Майке тяжело плелась вдоль дороги, ведущей к дому, борясь со слезами гнева. Прежде чем выйти с территории на улицу, она сделала своим айфоном несколько снимков припаркованных автомобилей. Если здесь проводилось собрание акционеров, тогда она – Леди Гага. Здесь что-то происходило, и она выяснит, что именно. Тупые идиоты!
– Бог мой! – Пия запрокинула голову и посмотрела вверх на фасад серого многоквартирного дома на улице Шиллерринг в Хаттерсхайме. – Я и представления не имела, что он теперь здесь живет.
– Почему? А где же он жил раньше? – спросил Кристиан Крёгер. Он стоял у входной двери и, прищурив глаза, изучал многочисленные таблички со звонками.
– В старинном доме в Заксенхаузене, – вспомнила Пия, – недалеко от дома, где жили мы с Хеннингом.

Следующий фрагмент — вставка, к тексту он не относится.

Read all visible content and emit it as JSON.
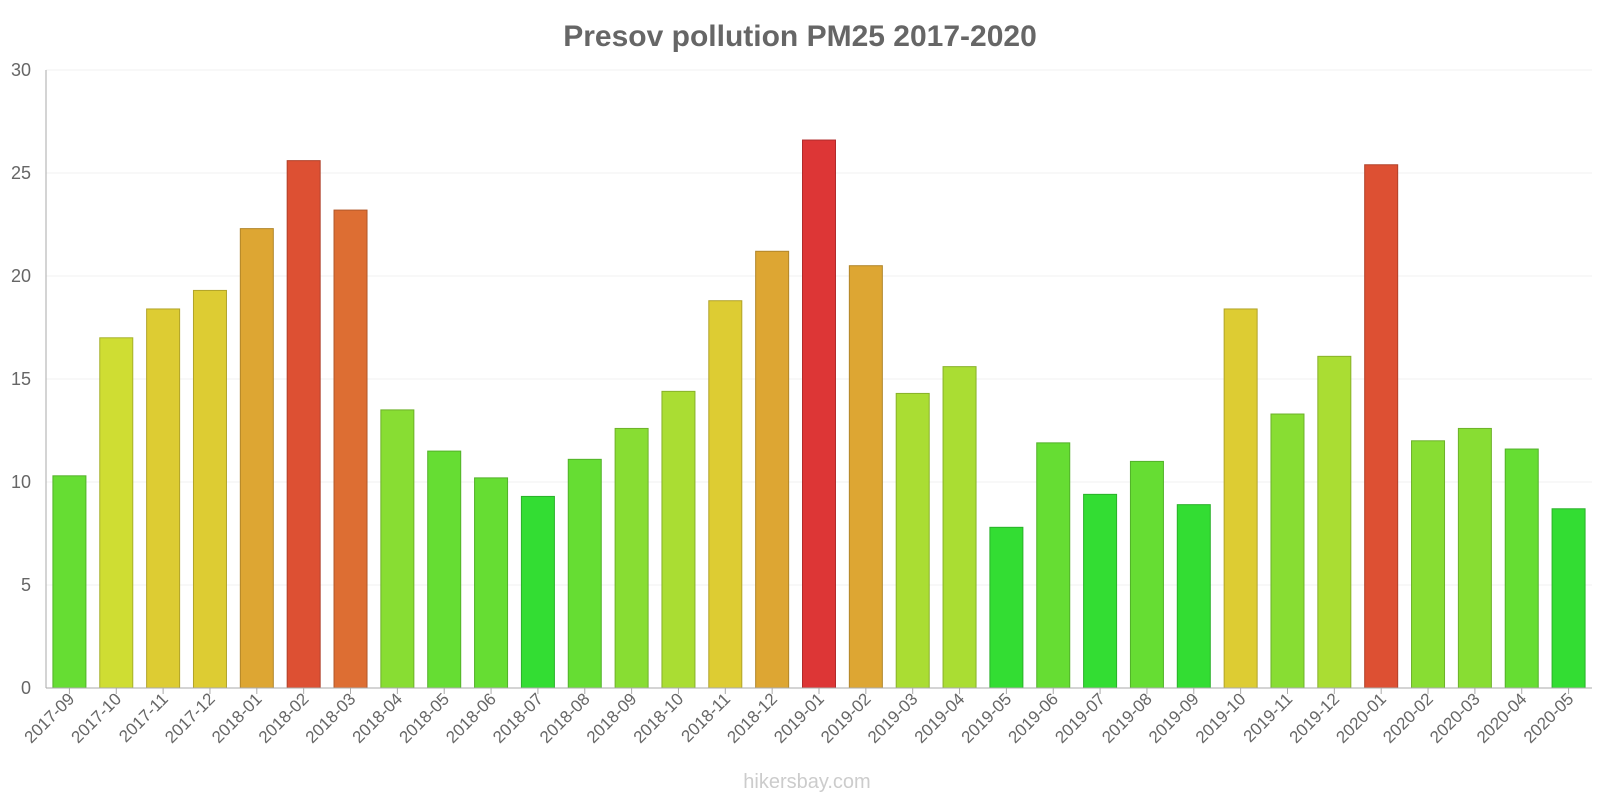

Она немало удивилась, когда компьютер до этого вывел на мониторе настоящий адрес проживания Франка Бенке. Она сказала шефу, что ей нужно сегодня уйти пораньше, но через двадцать минут встретилась с Кристианом на парковочной площадке торгового комплекса «Реал» в Хаттерсхайме. Она не испытывала особых угрызений совести от того, что делала это втайне от Боденштайна. Какую бы роль он ни играл тогда в этой истории, Пия была абсолютно уверена в том, что он не имел к этому никакого непосредственного отношения. Поэтому на нем никак не отразится, если она сейчас за его спиной задаст некоторым людям кое-какие вопросы.
– Вот, я нашел его, – сказал Кристиан, стоя рядом с ней. – Что мне сказать?
– Назови свое имя, – предложила Пия. – У тебя ведь никогда не было с ним стычек.
Ее коллега нажал на кнопку звонка, через некоторое время кто-то прокряхтел «Да?», и Кристиан представился. Зажужжало дверное устройство, дверь открылась, и они вошли в вестибюль, который, несмотря на ветхость здания, выглядел значительно более ухоженным, чем можно было предположить, судя по плачевному внешнему виду жилого блока. Табличка в лифте указывала на то, что лифт был выпущен в 1976 году, и шум, в сопровождении которого они поднимались на семнадцатый этаж, не внушал особого доверия. В холле стоял запах еды и чистящих средств, стены были покрашены латексной краской в отвратительный цвет охры, который придавал и без того мрачному коридору без окон еще более унылый вид.